I am actually somewhat embarrassed by the article I wrote today.  As far as
I am concerned, its main achievement was getting me out of the party. For
that I can only thank whatever mischievous imp was operating in my brain
when I wrote it. 

The scuttlebut is that I was excluded from forums in 2001 for allegedly
threatening violence against the party leadership including Barnes.  I had
overamped in a way that list members are familiar with in a couple of
critical letters in my none-too-fruitful seventeen year effort to reform the
party (well, I learned a lot from it, anyway) in a way list members are
familiar with, but I had said nothing that threatened or implied violent
action by myself. All this was linked to the 9/ll which required ever-more
discipline, centralization, and homogeneity, including in supposedly public
meetings. (They really might as well be held in the catacombs.) 

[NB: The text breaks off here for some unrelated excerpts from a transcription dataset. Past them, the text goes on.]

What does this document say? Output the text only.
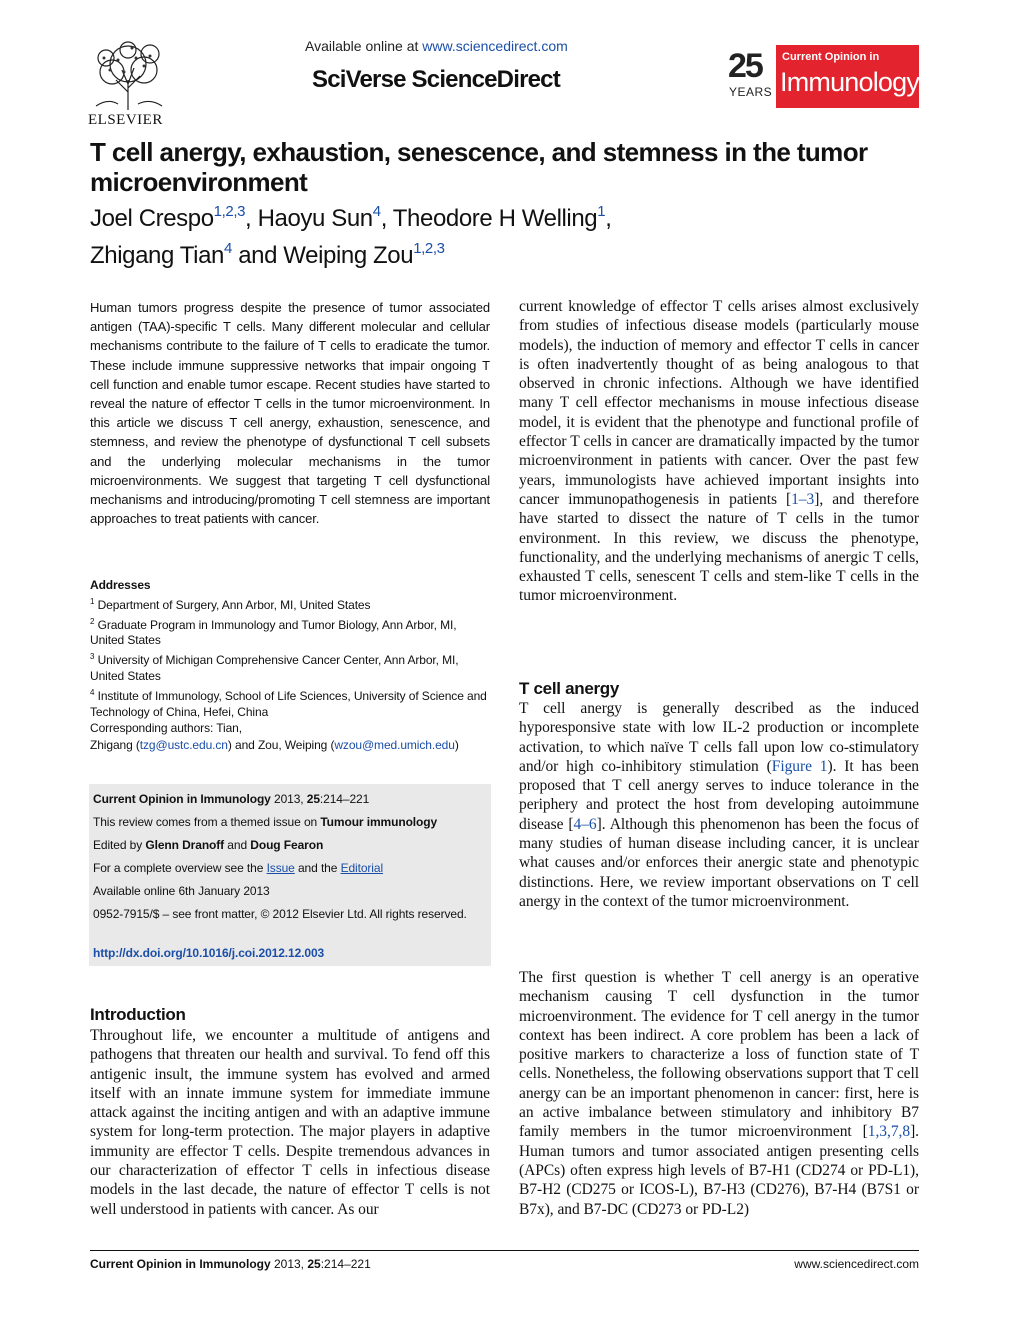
ELSEVIER
Available online at www.sciencedirect.com
SciVerse ScienceDirect	25
YEARS
Current Opinion in
Immunology
T cell anergy, exhaustion, senescence, and stemness in the tumor microenvironment
Joel Crespo$^{1,2,3}$, Haoyu Sun$^4$, Theodore H Welling$^1$,
Zhigang Tian$^4$ and Weiping Zou$^{1,2,3}$
Human tumors progress despite the presence of tumor associated antigen (TAA)-specific T cells. Many different molecular and cellular mechanisms contribute to the failure of T cells to eradicate the tumor. These include immune suppressive networks that impair ongoing T cell function and enable tumor escape. Recent studies have started to reveal the nature of effector T cells in the tumor microenvironment. In this article we discuss T cell anergy, exhaustion, senescence, and stemness, and review the phenotype of dysfunctional T cell subsets and the underlying molecular mechanisms in the tumor microenvironments. We suggest that targeting T cell dysfunctional mechanisms and introducing/promoting T cell stemness are important approaches to treat patients with cancer.
Addresses
$^1$ Department of Surgery, Ann Arbor, MI, United States
$^2$ Graduate Program in Immunology and Tumor Biology, Ann Arbor, MI, United States
$^3$ University of Michigan Comprehensive Cancer Center, Ann Arbor, MI, United States
$^4$ Institute of Immunology, School of Life Sciences, University of Science and Technology of China, Hefei, China
Corresponding authors: Tian,
Zhigang (tzg@ustc.edu.cn) and Zou, Weiping (wzou@med.umich.edu)
Current Opinion in Immunology 2013, 25:214–221
This review comes from a themed issue on Tumour immunology
Edited by Glenn Dranoff and Doug Fearon
For a complete overview see the Issue and the Editorial
Available online 6th January 2013
0952-7915/$ – see front matter, © 2012 Elsevier Ltd. All rights reserved.
http://dx.doi.org/10.1016/j.coi.2012.12.003
Introduction
Throughout life, we encounter a multitude of antigens and pathogens that threaten our health and survival. To fend off this antigenic insult, the immune system has evolved and armed itself with an innate immune system for immediate immune attack against the inciting antigen and with an adaptive immune system for long-term protection. The major players in adaptive immunity are effector T cells. Despite tremendous advances in our characterization of effector T cells in infectious disease models in the last decade, the nature of effector T cells is not well understood in patients with cancer. As our
current knowledge of effector T cells arises almost exclusively from studies of infectious disease models (particularly mouse models), the induction of memory and effector T cells in cancer is often inadvertently thought of as being analogous to that observed in chronic infections. Although we have identified many T cell effector mechanisms in mouse infectious disease model, it is evident that the phenotype and functional profile of effector T cells in cancer are dramatically impacted by the tumor microenvironment in patients with cancer. Over the past few years, immunologists have achieved important insights into cancer immunopathogenesis in patients [1–3], and therefore have started to dissect the nature of T cells in the tumor environment. In this review, we discuss the phenotype, functionality, and the underlying mechanisms of anergic T cells, exhausted T cells, senescent T cells and stem-like T cells in the tumor microenvironment.
T cell anergy
T cell anergy is generally described as the induced hyporesponsive state with low IL-2 production or incomplete activation, to which naïve T cells fall upon low co-stimulatory and/or high co-inhibitory stimulation (Figure 1). It has been proposed that T cell anergy serves to induce tolerance in the periphery and protect the host from developing autoimmune disease [4–6]. Although this phenomenon has been the focus of many studies of human disease including cancer, it is unclear what causes and/or enforces their anergic state and phenotypic distinctions. Here, we review important observations on T cell anergy in the context of the tumor microenvironment.
The first question is whether T cell anergy is an operative mechanism causing T cell dysfunction in the tumor microenvironment. The evidence for T cell anergy in the tumor context has been indirect. A core problem has been a lack of positive markers to characterize a loss of function state of T cells. Nonetheless, the following observations support that T cell anergy can be an important phenomenon in cancer: first, here is an active imbalance between stimulatory and inhibitory B7 family members in the tumor microenvironment [1,3,7,8]. Human tumors and tumor associated antigen presenting cells (APCs) often express high levels of B7-H1 (CD274 or PD-L1), B7-H2 (CD275 or ICOS-L), B7-H3 (CD276), B7-H4 (B7S1 or B7x), and B7-DC (CD273 or PD-L2)
Current Opinion in Immunology 2013, 25:214–221	www.sciencedirect.com
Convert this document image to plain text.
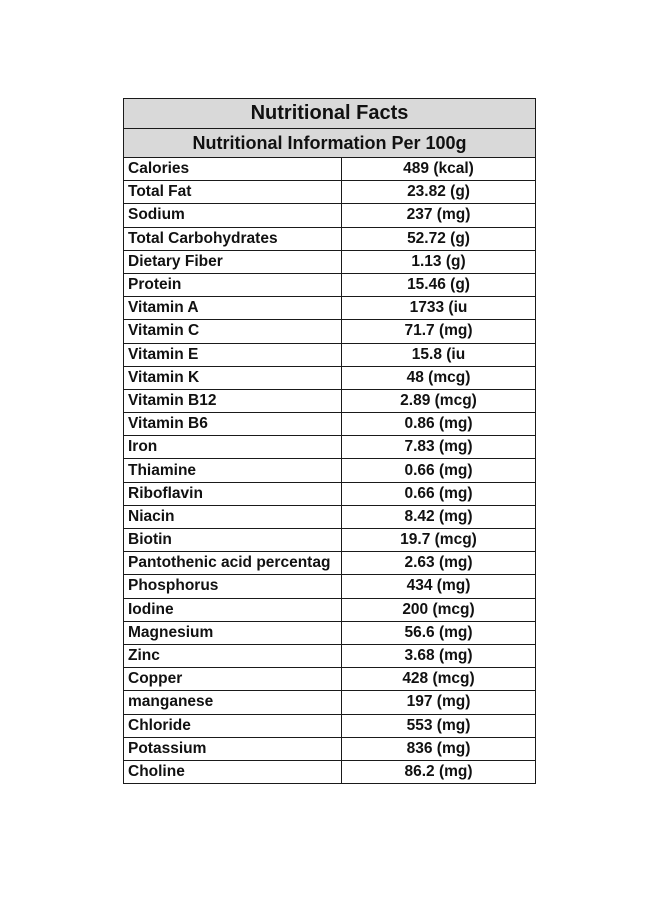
Nutritional Facts	
Nutritional Information Per 100g	
Calories	489 (kcal)
Total Fat	23.82 (g)
Sodium	237 (mg)
Total Carbohydrates	52.72 (g)
Dietary Fiber	1.13 (g)
Protein	15.46 (g)
Vitamin A	1733 (iu
Vitamin C	71.7 (mg)
Vitamin E	15.8 (iu
Vitamin K	48 (mcg)
Vitamin B12	2.89 (mcg)
Vitamin B6	0.86 (mg)
Iron	7.83 (mg)
Thiamine	0.66 (mg)
Riboflavin	0.66 (mg)
Niacin	8.42 (mg)
Biotin	19.7 (mcg)
Pantothenic acid percentag	2.63 (mg)
Phosphorus	434 (mg)
Iodine	200 (mcg)
Magnesium	56.6 (mg)
Zinc	3.68 (mg)
Copper	428 (mcg)
manganese	197 (mg)
Chloride	553 (mg)
Potassium	836 (mg)
Choline	86.2 (mg)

So, apparently on the grounds that I might shoot Barnes from the balcony at
one of his marathon meetings and leap to the stage shouting "Sic Semper
Tyrannis!" my viewpoint was barred from the forums. Being barred from forums
helped me reorient more to the real world, such as it is, although I admit
that I feel bad about not being able to pay my respects at meetings like the
one for Harry Ring and other comrades for whom I had deep respect, just as
John does about being barred from the meeting from the inspiringly
determined and strong and loyal comrade Robert Simms.

Barnes insisted that the turn and all that was eliminating the
semi-sectarian existence of the past, and getting us onto the broad highway
of "mass work" (basically work in industry and sales to coworkers).  We are
"getting out of the phone booth" he said. Yet every step in the process
meant more and more narrowness and talking in fact to ever fewer people,
listening less and handing out the line with iron discipline, and so on.
Listening to fewer and fewer people, and in many cases, listening less and
less above all to yourself, except from the point of view of policing your
own thoughts.

I think Barnes had lots of illusions about what he was doing as he carried
this out but it is clear that he has settled into a comfortable life with
the results. As more and more people who couldn't keep their thoughts to
themselves were tossed out of the phone booth and forced -- many of us
kicking and screaming  -- into the open air, the  new homogenized phone
booth began to seem like a pretty nice place to Barnes and others.  Really
it was a pretty nice place once the unhomogenized and immoral and
rightward-moving and nonproletarian elements were thrown out.

So the SWP settled for the duration into the phone-booth existence.  And,
just to be on the safe side, they tore out the phone.

This is a reminiscence, not primarily a political statement even though it
includes some of my views, and I hope it does not inspire a dreary polemic.